Architectures impossibles à Nancy

Architectures impossibles : Étienne Louis Boullée, Coupe du Cénotaphe, projet n°15, planche n°14, autour de 1780 © Paris, Bibliothèque nationale de France

Passionnante exposition nancéienne, Architectures impossibles réunit plus de 150 œuvres, histoire d’explorer comment les artistes jouent avec les normes strictes présidant à cet art.

Si le titre de l’exposition peut avoir la semblance d’un oxymore, sa construction rigoureuse en cinq sections (respectivement nommées Caprice, Démesure, Égarement, Menace et Perte) est d’une implacable logique montrant « comment les artistes, de la Renaissance à nos jours, ont procédé pour faire “déraisonner” l’architecture », résume sa commissaire Sophie Laroche. Faisant de multiples grands écarts temporels, elle s’ouvre par un dialogue entre Suppo (Karmanyaka) – flèche de cathédrale gothique subissant torsion et étirement – réalisé par Wim Delvoye en 2012 et une Vierge à l’enfant du début du XVIe siècle peinte d’après Gossaert, posée dans un décor exubérant. Dans les deux cas, les normes traditionnelles de l’architecture volent en éclats, la réalité étant mise de côté comme dans les amoncellements de Piranèse évoquant une antiquité romaine fantasmée. Suivent des édifices colossaux placés sous le signe de la Tour de Babel, délires mégalomaniaques culminant dans les plans de Germania, capitale ubuesque du “Reich de mille ans” imaginée par Albert Speer, qui ne fut jamais réalisée (un des points communs aux édifices ici montrés). Il en va de même dans la troisième section explorant des « architectures de l’errance », dont le motif emblématique est le labyrinthe, avec notamment les œuvres d’Erik Desmazières, qui exercent une puissante fascination, tout comme les perspectives subverties de Maurits Cornelis Escher.

Désorienté, le visiteur aborde la quatrième section placée sous le signe de la Menace, où l’accueillent des encres signées Victor Hugo, forteresses anxiogènes, ou une gravure de Max Klinger d’après l’icône peinte (cinq fois) par Arnold Böcklin, L’Île des Morts. Plus qu’un paysage d’Écosse peint par Gustave Doré, c’est une toile de Carl Friedrich Lessing qui nous happe : ce château hanté – est-il habité ou abandonné ? – posé dans une gorge inaccessible suscite un réel effroi. Icône du “romantisme noir”, ce tableau transporte le visiteur entre cauchemar et réalité.

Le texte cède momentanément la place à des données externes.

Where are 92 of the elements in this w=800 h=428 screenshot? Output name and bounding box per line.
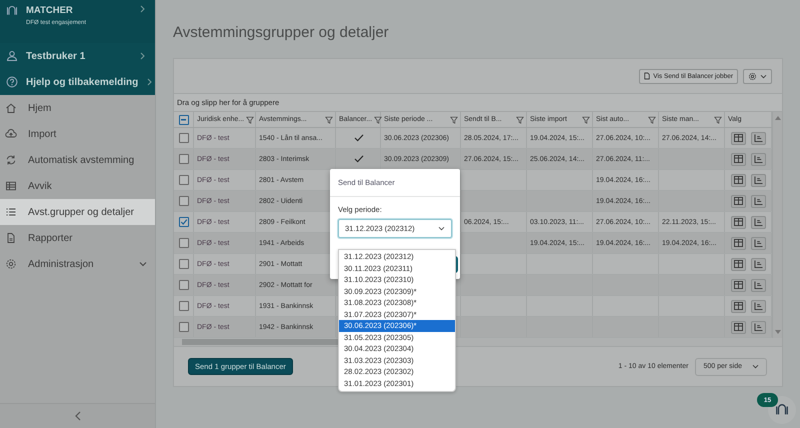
logo-icon <box>775 403 789 417</box>
chart-icon <box>754 302 762 310</box>
row-checkbox[interactable] <box>178 154 188 164</box>
details-button[interactable] <box>730 174 746 186</box>
chevron-right-icon <box>139 5 147 13</box>
chart-button[interactable] <box>750 152 766 166</box>
row-checkbox[interactable] <box>178 196 188 206</box>
table-icon <box>734 134 742 142</box>
details-button[interactable] <box>730 300 746 312</box>
help-icon <box>6 76 18 88</box>
row-checkbox[interactable] <box>178 175 188 185</box>
chevron-down-icon <box>760 74 767 78</box>
details-button[interactable] <box>730 320 746 334</box>
table-icon <box>734 302 742 310</box>
table-icon <box>734 323 742 331</box>
table-icon <box>734 176 742 184</box>
chart-button[interactable] <box>750 236 766 250</box>
settings-icon <box>748 72 757 80</box>
chart-icon <box>754 197 762 205</box>
chevron-down-icon <box>139 260 147 268</box>
nav-item[interactable]: Hjem <box>0 95 155 121</box>
chevron-down-icon <box>752 364 759 369</box>
nav-item[interactable]: Import <box>0 121 155 147</box>
row-checkbox[interactable] <box>178 217 188 227</box>
chevron-left-icon <box>74 411 80 421</box>
chevron-right-icon <box>139 52 147 60</box>
filter-icon[interactable] <box>714 116 722 124</box>
chart-button[interactable] <box>750 216 766 228</box>
nav-item[interactable]: Administrasjon <box>0 251 155 277</box>
account-menu-item[interactable]: Hjelp og tilbakemelding <box>0 69 155 95</box>
app-title: MATCHER <box>26 5 74 16</box>
row-checkbox[interactable] <box>178 280 188 290</box>
list-icon <box>5 206 17 218</box>
chart-button[interactable] <box>750 300 766 312</box>
nav-item[interactable]: Automatisk avstemming <box>0 147 155 173</box>
row-checkbox[interactable] <box>178 238 188 248</box>
filter-icon[interactable] <box>648 116 656 124</box>
filter-icon[interactable] <box>450 116 458 124</box>
details-button[interactable] <box>730 152 746 166</box>
nav-item[interactable]: Avst.grupper og detaljer <box>0 199 155 225</box>
table-icon <box>734 155 742 163</box>
select-all-checkbox[interactable] <box>178 114 188 124</box>
details-button[interactable] <box>730 278 746 292</box>
nav-item[interactable]: Avvik <box>0 173 155 199</box>
chart-icon <box>754 218 762 226</box>
settings-icon <box>5 258 17 270</box>
account-menu-item[interactable]: Testbruker 1 <box>0 43 155 69</box>
filter-icon[interactable] <box>374 116 382 124</box>
chart-button[interactable] <box>750 320 766 334</box>
chevron-right-icon <box>146 78 154 86</box>
row-checkbox[interactable] <box>178 259 188 269</box>
chart-icon <box>754 260 762 268</box>
chart-button[interactable] <box>750 278 766 292</box>
chart-icon <box>754 323 762 331</box>
details-button[interactable] <box>730 216 746 228</box>
nav-item[interactable]: Rapporter <box>0 225 155 251</box>
row-checkbox[interactable] <box>178 322 188 332</box>
table-icon <box>734 218 742 226</box>
chart-button[interactable] <box>750 174 766 186</box>
chart-icon <box>754 176 762 184</box>
logo-icon <box>6 5 18 17</box>
chart-button[interactable] <box>750 258 766 270</box>
table-icon <box>734 260 742 268</box>
details-button[interactable] <box>730 258 746 270</box>
details-button[interactable] <box>730 132 746 144</box>
row-checkbox[interactable] <box>178 301 188 311</box>
row-checkbox[interactable] <box>178 133 188 143</box>
filter-icon[interactable] <box>582 116 590 124</box>
sync-icon <box>5 154 17 166</box>
settings-dropdown-button[interactable] <box>743 68 772 84</box>
details-button[interactable] <box>730 236 746 250</box>
user-icon <box>6 50 18 62</box>
page-title: Avstemmingsgrupper og detaljer <box>173 24 390 42</box>
filter-icon[interactable] <box>325 116 333 124</box>
table-icon <box>734 239 742 247</box>
document-icon <box>5 232 17 244</box>
details-button[interactable] <box>730 194 746 208</box>
table-icon <box>5 180 17 192</box>
chart-icon <box>754 155 762 163</box>
filter-icon[interactable] <box>246 116 254 124</box>
filter-icon[interactable] <box>516 116 524 124</box>
table-icon <box>734 197 742 205</box>
chevron-down-icon <box>438 226 445 231</box>
home-icon <box>5 102 17 114</box>
table-icon <box>734 281 742 289</box>
chart-icon <box>754 134 762 142</box>
chart-icon <box>754 239 762 247</box>
cloud-upload-icon <box>5 128 17 140</box>
chart-button[interactable] <box>750 194 766 208</box>
chart-button[interactable] <box>750 132 766 144</box>
chart-icon <box>754 281 762 289</box>
document-icon <box>644 72 650 80</box>
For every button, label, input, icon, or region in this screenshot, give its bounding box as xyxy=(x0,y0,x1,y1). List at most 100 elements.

Il entre en résonance de curieuse manière avec des compositions de Paul Delvaux ou Max Ernst et des photographies de Nicolas Moulin : deux clichés bleutés de la série Novomond restituent une cité déserte, totalitaire et glacée, entre Big Brother et Philip K. Dick. La déambulation s’achève assez logiquement par une réflexion sur les ruines – avec notamment une géniale vidéo de Kader Attia intitulée Oil and Sugar – étant bien entendu que la dernière pièce exposée, signée Hans Hollein, est un salutaire pied de nez à l’esprit de sérieux qui irrigue bien (trop) souvent le travail des architectes.


Au Musée des Beaux-Arts de Nancy jusqu’au 19 mars
musee-des-beaux-arts.nancy.fr

> En écho à l’exposition sont présentées les œuvres de trois artistes contemporains : Laurent Gapaillard et Christian Globensky (dans le musée), mais aussi Alex Chinneck pour un Parcours urbain dans le cadre d’ADN (Art dans Nancy).